With healthcare costs on the rise, people across America are looking for ways to find the perfect plan that doesn’t break the bank. The average annual premium for employer-based family coverage rose in 2018 by 5%, and it’s not showing any sign of slowing down.

When this high price is combined with the complicated landscape of the insurance marketplace, finding the best plan feels downright impossible.

What are individuals and families to do? The reality is that having health insurance isn’t optional. You need to protect your health and your wallet by staying prepared. However, it doesn’t have to be complicated. Here is a guide to the best advice for choosing your perfect health insurance plan.

Know Where to Look

First, you need to know where to look for insurance. Most people get insurance through their employer, and this is an easy way to find an affordable plan. Since employers cover a portion of the cost, you usually get a better deal.

However, it’s always worth shopping around to make sure you aren’t overlooking a plan that works better with your needs and budget.

The most common alternative to your employer is your local health marketplace. These health exchanges sometimes cost more unless you search exclusively in the Affordable Care Act marketplace. This is a federal marketplace that shows the insurance plans with the lowest premiums in your area.

Finally, beyond any online marketplaces or your employer-offered insurance, you can also purchase a plan directly from an insurer. This won’t qualify you for any premium subsidies (an income-based discount), but it might be the more flexible choice depending on the care you need.

Understand Insurance Plan Types

One of the most challenges aspects of choosing the right coverage is understanding the plan types and terminology. These plans seem to be called the most complicated names that are intended to confuse you during your search.

Don’t settle for confusion. Let’s take a closer look at what these different plan types mean.

Health Insurance Plan Types

  • Health Maintenance Organization (HMO) – With an HMO, you need to stay at in-network providers to get the best cost of care, except in the case of emergencies. This will usually be a lower-cost plan, but it does have limitations if you expect to need specialist care.
  • Preferred Provider Organization (PPO) – You don’t need to stay with in-network doctors with a PPO, but you’ll pay less for health services if you do. This is a flexible choice.
  • Exclusive Provider Organization (EPO) – Like an HMO plan, you will need to stay with an in-network provider.
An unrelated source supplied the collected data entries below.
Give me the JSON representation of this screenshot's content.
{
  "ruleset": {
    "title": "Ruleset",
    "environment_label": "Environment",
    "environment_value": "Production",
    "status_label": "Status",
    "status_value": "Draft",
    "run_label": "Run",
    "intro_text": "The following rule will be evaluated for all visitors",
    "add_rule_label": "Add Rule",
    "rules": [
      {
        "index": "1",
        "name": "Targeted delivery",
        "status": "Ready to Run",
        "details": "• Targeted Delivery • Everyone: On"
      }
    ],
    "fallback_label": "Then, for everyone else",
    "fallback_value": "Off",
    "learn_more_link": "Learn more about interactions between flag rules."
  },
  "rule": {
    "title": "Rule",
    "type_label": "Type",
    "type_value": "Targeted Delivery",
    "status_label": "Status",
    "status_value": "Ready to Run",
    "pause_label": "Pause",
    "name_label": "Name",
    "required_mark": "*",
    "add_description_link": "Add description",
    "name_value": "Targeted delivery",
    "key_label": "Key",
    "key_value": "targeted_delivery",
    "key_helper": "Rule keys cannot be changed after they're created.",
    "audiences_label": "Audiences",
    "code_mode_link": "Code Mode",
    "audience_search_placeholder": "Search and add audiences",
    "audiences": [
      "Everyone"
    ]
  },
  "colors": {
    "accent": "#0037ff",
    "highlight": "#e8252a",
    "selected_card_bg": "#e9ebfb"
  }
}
However, you won’t need a referral to see an outside doctor.
  • Point of Service (POS) – Finally, a POS plan does not have an in-network doctor requirement, but you’ll pay less for in-network doctors. However, you’ll need to choose a primary care doctor who coordinates your care.
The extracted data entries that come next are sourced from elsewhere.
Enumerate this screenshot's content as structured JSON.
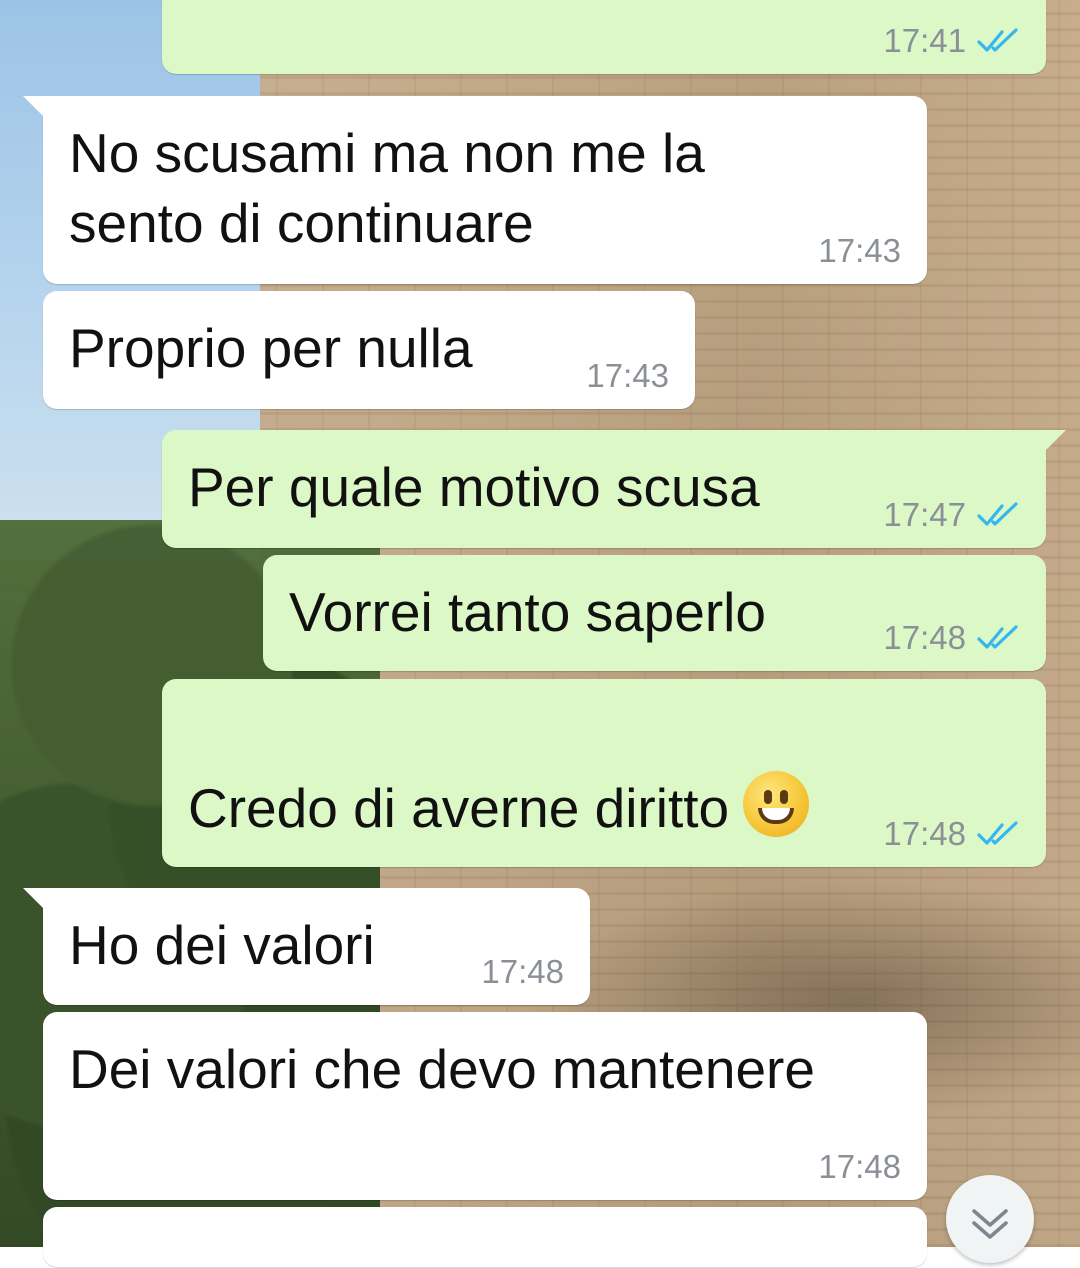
{
  "colors": {
    "incoming_bubble": "#ffffff",
    "outgoing_bubble": "#dcf8c6",
    "timestamp": "#8a9096",
    "read_ticks": "#34b7f1"
  },
  "messages": [
    {
      "direction": "out",
      "text": "",
      "time": "17:41",
      "status": "read"
    },
    {
      "direction": "in",
      "text": "No scusami ma non me la\nsento di continuare",
      "time": "17:43"
    },
    {
      "direction": "in",
      "text": "Proprio per nulla",
      "time": "17:43"
    },
    {
      "direction": "out",
      "text": "Per quale motivo scusa",
      "time": "17:47",
      "status": "read"
    },
    {
      "direction": "out",
      "text": "Vorrei tanto saperlo",
      "time": "17:48",
      "status": "read"
    },
    {
      "direction": "out",
      "text": "Credo di averne diritto",
      "emoji": "grinning-face",
      "time": "17:48",
      "status": "read"
    },
    {
      "direction": "in",
      "text": "Ho dei valori",
      "time": "17:48"
    },
    {
      "direction": "in",
      "text": "Dei valori che devo mantenere",
      "time": "17:48"
    },
    {
      "direction": "in",
      "text": "",
      "time": ""
    }
  ],
  "scroll_button_icon": "double-chevron-down-icon"
}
Do You Need a Supplemental Plan?

Sometimes, after you’ve chosen a plan, you realize you need additional coverage. While traditional health insurance plans offer basic medical treatment, they don’t cover everything.
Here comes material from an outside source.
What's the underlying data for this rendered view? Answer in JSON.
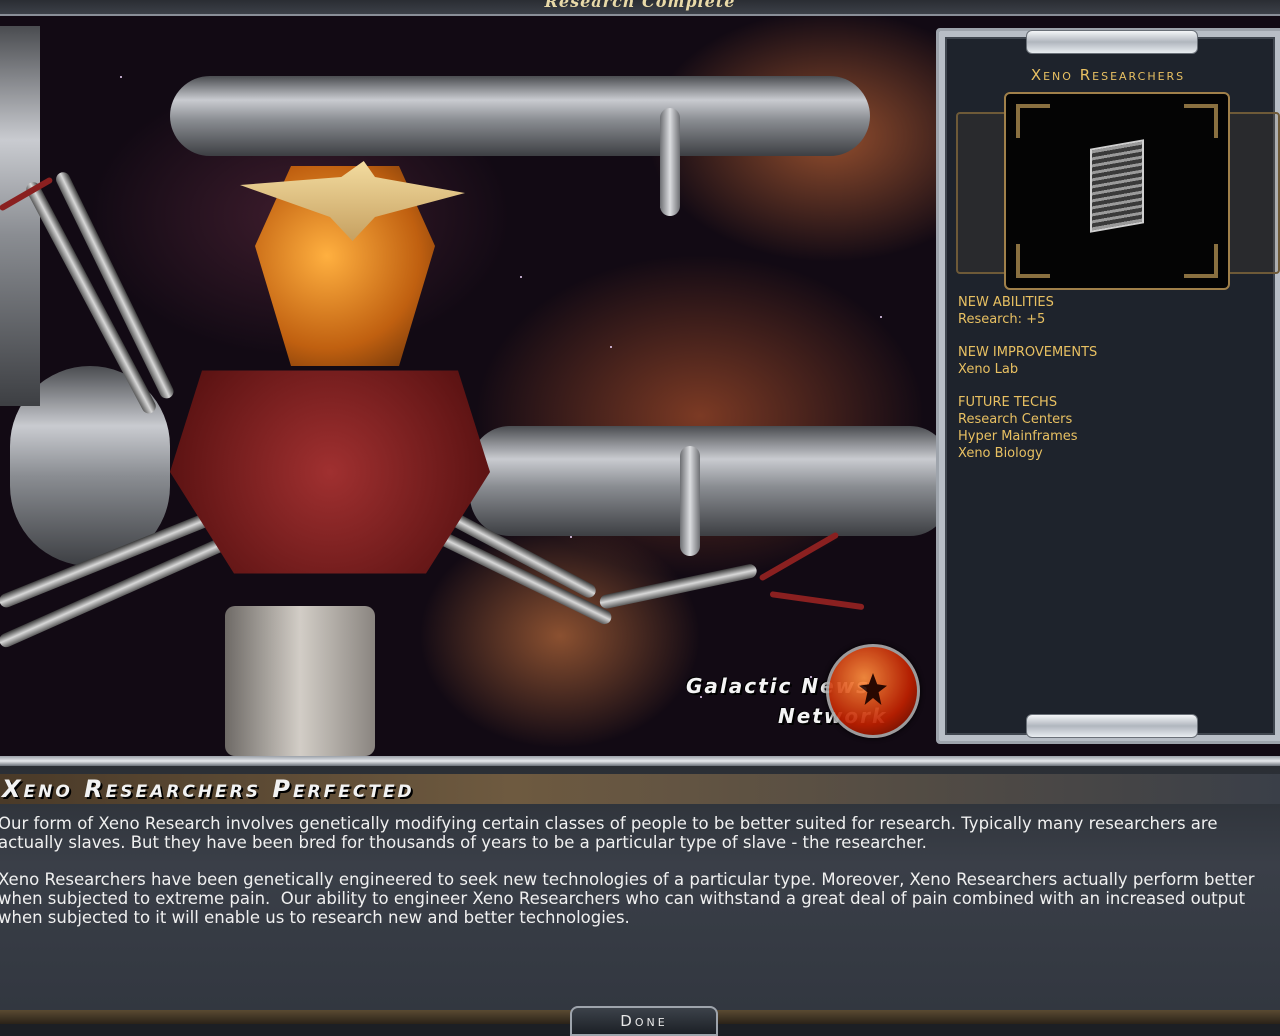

Not only will you still have out-of-pocket costs, but you might not be eligible for coverage for treatment beyond basic health services.

A supplemental plan adds another layer of protection, whether you need dental insurance, vision insurance, or disability insurance.

While not everyone will need a supplemental plan, think about the type of lifestyle you lead. It’s always better to have more coverage than less coverage. For more information review this guide: Supplemental Health Insurance 101.

Your health is the most valuable thing you have. Don’t risk it by skipping health insurance. Once you’re educated in the process, you’re empowered to choose a plan that’s right for you. Make a choice that protects your future tomorrow.